The shadow in question belongs to a saddle-shaped disk that surrounds a young star named HBC 672. It is only one or two million years old, which is young in cosmic terms, and resides in a stellar nursery called the Serpens Nebula, about 1,400 light-years away from the Earth.

The entire casting-of-the-shadow phenomenon is similar to a lamp with a shade that casts a shadow on the wall—only in this case, the lightbulb is the HBC 672 star, the lampshade is the disk, and the distant cloud is the wall.

The shadow is ginormous—about 200 times the length of our solar system. Therefore, the light takes about 40 to 45 days to travel from the star to the perceivable edge of the shadow.

Pontoppidan and his team witnessed the “flapping of the wings” over a span of 404 days. The “flapping” visuals are most likely being caused by a planet embedded within the disc, whose gravity is pulling and warping the disk, he adds.

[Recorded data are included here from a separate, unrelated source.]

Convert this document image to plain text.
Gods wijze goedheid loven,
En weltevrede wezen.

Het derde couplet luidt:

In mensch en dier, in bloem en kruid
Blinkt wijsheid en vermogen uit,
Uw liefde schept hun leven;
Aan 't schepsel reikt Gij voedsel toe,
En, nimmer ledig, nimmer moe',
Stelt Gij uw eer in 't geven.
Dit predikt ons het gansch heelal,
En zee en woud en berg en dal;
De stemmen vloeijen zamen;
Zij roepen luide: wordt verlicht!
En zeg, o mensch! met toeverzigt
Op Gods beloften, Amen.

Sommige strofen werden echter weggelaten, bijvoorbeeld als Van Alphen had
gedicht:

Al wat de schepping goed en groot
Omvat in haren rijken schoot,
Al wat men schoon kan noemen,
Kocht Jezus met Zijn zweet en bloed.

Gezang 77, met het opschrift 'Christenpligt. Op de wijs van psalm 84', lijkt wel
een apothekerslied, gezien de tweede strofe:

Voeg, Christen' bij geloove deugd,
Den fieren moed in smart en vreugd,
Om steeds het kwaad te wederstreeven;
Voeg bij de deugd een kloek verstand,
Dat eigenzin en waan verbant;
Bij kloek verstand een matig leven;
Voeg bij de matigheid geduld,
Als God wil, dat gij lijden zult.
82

The research team calculated that this planet warping the disk would orbit its star in no fewer than 180 days. They also estimate that this planet would be located at the same distance from its star as the Earth is from the Sun.

The phenomenon was initially attributed to an error in image processing, but the researchers quickly realised the images were indeed properly aligned, and the flapping of the wings was real.